Dataset for Unveiling Viral Escape Mechanisms with Machine Learning: A Transformative Approach to Mutation Analysis for SARS-CoV-2 and Beyond

Persistent viruses like influenza, HIV, Coronavirus exemplify the challenge of viral escape, significantly hindering the development of long-lasting vaccines and effective treatments.  This study leverages a Long Short-Term Memory (LSTM) based deep learning architecture to analyze an extensive dataset of over 3.1 million unique viral spike protein sequences, with SARS-CoV-2 serving as the primary example. Our model, Escape Elite Network(EEN) outperforms existing methods in detecting escape mutations across diverse datasets. In computational (Validation) and wet lab (Baum and Greaney) datasets, EEN achieved AUC scores of 0.949, 0.868, and 0.762, respectively, each with p-values less than 1×10-5, demonstrating high statistical significance.
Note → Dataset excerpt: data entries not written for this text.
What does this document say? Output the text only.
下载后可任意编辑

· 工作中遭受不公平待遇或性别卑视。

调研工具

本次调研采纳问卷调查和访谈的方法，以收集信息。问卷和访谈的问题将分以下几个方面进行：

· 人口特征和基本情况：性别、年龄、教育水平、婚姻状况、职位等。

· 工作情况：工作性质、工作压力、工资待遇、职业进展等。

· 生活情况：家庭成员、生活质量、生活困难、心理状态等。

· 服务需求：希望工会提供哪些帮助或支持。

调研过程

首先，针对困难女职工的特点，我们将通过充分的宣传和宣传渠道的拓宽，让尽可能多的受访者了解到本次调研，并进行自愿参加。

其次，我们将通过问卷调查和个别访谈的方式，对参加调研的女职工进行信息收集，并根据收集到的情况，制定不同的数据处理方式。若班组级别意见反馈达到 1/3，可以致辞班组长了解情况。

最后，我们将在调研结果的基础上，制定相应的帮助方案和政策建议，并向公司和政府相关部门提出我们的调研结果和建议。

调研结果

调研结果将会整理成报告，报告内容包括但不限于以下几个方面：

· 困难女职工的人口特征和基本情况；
Specifically, EEN significantly outperformed the competitor models NPVE and SEN across all datasets. For the Greaney dataset, EEN achieved a 19.2% improvement over NPVE and a 5.7% improvement over SEN. Similarly, for the Baum dataset, EEN showed a 1.8% improvement over NPVE and a 12.8% improvement over SEN. This tool proactively predicts viral escape mutations, guiding the development of more effective vaccines and therapeutics. It identifies high-risk mutations before experimental validation, offering advantages in combating SARS-CoV-2 and potentially other viruses like HIV, Influenza, and African Swine Fever, with broad applications in virology and epidemiology.